Celebrate: A part of the mighty Kaskaskia River is surrounded by the state’s largest forest block – and Kathleen Scanlan Conservation Area is 174 acres of that forest. The floodplain forest protects ancient trees and provides a habitat for many animals, especially migratory birds. Our favorite is the prothonotary warbler – a tropical bird named after the bright yellow robes worn by papal clerks, known as prothonotaries.

Visit: While not open to the public at this time, the conservation area is a critical piece of protected forest along the banks of the Kaskaskia River.

The Future: We dream of kayaking to this spot one day. Until then, the work continues to monitor and steward the land to protect the health of the mighty oaks on this property. Volunteers have installed nesting boxes for the prothonotary warblers to encourage their residence.

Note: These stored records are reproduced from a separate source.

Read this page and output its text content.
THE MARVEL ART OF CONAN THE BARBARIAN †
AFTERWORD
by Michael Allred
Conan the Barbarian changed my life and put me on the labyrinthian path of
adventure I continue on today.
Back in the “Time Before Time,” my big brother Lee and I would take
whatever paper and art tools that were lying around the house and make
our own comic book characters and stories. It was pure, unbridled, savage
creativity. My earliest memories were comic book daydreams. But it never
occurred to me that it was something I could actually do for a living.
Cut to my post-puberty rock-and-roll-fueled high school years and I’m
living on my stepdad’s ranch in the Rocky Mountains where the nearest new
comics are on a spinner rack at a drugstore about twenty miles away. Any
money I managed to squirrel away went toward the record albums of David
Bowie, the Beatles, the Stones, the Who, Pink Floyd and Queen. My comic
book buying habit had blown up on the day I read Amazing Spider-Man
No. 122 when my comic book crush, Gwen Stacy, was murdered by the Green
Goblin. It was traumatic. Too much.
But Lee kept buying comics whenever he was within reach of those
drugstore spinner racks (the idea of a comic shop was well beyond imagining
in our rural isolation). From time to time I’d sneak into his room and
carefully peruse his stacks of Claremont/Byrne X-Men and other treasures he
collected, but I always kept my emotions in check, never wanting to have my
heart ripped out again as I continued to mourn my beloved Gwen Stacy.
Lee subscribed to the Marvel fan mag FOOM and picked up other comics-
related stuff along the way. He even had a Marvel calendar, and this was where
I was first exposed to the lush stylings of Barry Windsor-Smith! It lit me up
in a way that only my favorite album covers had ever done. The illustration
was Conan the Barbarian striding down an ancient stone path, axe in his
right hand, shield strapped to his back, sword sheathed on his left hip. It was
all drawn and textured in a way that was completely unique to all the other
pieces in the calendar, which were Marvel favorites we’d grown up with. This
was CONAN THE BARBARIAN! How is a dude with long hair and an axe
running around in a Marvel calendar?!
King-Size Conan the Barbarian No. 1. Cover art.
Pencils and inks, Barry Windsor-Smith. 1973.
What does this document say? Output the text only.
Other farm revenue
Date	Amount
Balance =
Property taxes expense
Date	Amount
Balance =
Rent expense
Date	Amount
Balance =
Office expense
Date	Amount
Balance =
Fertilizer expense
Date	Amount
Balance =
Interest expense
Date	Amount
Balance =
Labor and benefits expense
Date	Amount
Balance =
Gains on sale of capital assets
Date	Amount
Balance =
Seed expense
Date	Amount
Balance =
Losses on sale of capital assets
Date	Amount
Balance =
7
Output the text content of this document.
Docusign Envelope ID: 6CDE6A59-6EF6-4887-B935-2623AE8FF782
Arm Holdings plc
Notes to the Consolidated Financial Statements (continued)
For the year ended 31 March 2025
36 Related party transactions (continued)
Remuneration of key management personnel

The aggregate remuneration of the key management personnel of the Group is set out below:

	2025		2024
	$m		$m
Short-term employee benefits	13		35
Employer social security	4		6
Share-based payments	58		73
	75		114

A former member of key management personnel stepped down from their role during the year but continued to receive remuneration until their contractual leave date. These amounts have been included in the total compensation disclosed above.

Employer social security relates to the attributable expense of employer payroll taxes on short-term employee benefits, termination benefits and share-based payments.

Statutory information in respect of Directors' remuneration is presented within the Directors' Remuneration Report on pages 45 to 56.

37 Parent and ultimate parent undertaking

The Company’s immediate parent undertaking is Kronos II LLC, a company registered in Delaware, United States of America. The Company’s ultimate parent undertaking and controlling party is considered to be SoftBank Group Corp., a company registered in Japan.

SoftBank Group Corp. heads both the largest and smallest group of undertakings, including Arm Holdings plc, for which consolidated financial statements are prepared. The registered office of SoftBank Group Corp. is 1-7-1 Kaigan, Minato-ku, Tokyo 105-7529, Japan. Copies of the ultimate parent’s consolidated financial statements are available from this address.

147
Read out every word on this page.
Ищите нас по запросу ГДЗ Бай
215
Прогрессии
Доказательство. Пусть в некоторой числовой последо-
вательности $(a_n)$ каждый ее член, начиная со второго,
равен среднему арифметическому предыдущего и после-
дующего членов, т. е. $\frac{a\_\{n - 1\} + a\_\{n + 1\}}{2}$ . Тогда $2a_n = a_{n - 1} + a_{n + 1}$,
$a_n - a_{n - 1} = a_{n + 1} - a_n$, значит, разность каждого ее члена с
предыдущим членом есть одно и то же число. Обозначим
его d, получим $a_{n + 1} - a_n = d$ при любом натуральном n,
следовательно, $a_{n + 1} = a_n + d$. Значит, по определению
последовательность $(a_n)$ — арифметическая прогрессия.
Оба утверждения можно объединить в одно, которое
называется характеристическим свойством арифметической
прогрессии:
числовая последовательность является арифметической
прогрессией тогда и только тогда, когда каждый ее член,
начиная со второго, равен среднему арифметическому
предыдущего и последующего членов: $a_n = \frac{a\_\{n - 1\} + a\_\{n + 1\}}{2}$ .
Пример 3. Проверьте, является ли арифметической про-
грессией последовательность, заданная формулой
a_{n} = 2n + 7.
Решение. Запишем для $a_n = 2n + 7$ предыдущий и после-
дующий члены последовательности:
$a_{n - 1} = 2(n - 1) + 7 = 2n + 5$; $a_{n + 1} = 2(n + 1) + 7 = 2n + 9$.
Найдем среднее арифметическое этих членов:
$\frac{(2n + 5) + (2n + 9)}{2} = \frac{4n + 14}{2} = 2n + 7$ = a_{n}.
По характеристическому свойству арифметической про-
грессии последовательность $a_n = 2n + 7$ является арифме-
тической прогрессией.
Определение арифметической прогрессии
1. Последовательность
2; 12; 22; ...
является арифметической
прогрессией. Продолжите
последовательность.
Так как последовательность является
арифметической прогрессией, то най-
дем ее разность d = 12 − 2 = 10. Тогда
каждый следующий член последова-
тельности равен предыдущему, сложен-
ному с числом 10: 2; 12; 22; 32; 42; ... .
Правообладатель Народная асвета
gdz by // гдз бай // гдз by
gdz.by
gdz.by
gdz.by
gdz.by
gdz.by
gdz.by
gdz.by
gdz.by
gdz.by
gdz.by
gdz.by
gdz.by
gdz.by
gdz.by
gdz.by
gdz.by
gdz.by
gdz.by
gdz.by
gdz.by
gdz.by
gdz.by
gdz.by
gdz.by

Brushy Lake – Collinsville

Celebrate: This 80-acre property is part of a 400+ acre complex of wetlands. Restoration of the wetlands began in 2022, with a goal of returning the flooded farm field to wet meadows and providing habitat for Black Crowned Night Herons and Snowy Egrets, which have lost their nesting places in the area.

Visit: Public access is not available until restoration is complete. However…

The Future: After the ecological restoration has been completed, the next phase will provide public access to the view birds and other wetland wildlife.


Mill Creek Natural Area – Ava/Randolph County

Celebrate: The 115-acre Mill Creek Natural Area contains sandstone canyons, gorges, and cliff systems that host unusual plants, including the cinnamon fern and bishop’s cap. The property is part of a larger sensitive ecosystem in southern Randolph County near Piney Creek Ravine. HeartLands Conservancy and Clifftop worked together to purchase and protect the property in 2011.

Visit: The property is now owned by the Illinois Department of Natural Resources, but not yet open to the public due to sensitive ecological areas.

The Future: We encourage the State of Illinois to enroll this unique property as an Illinois Nature Preserve, which will provide it a special status in the state land holdings.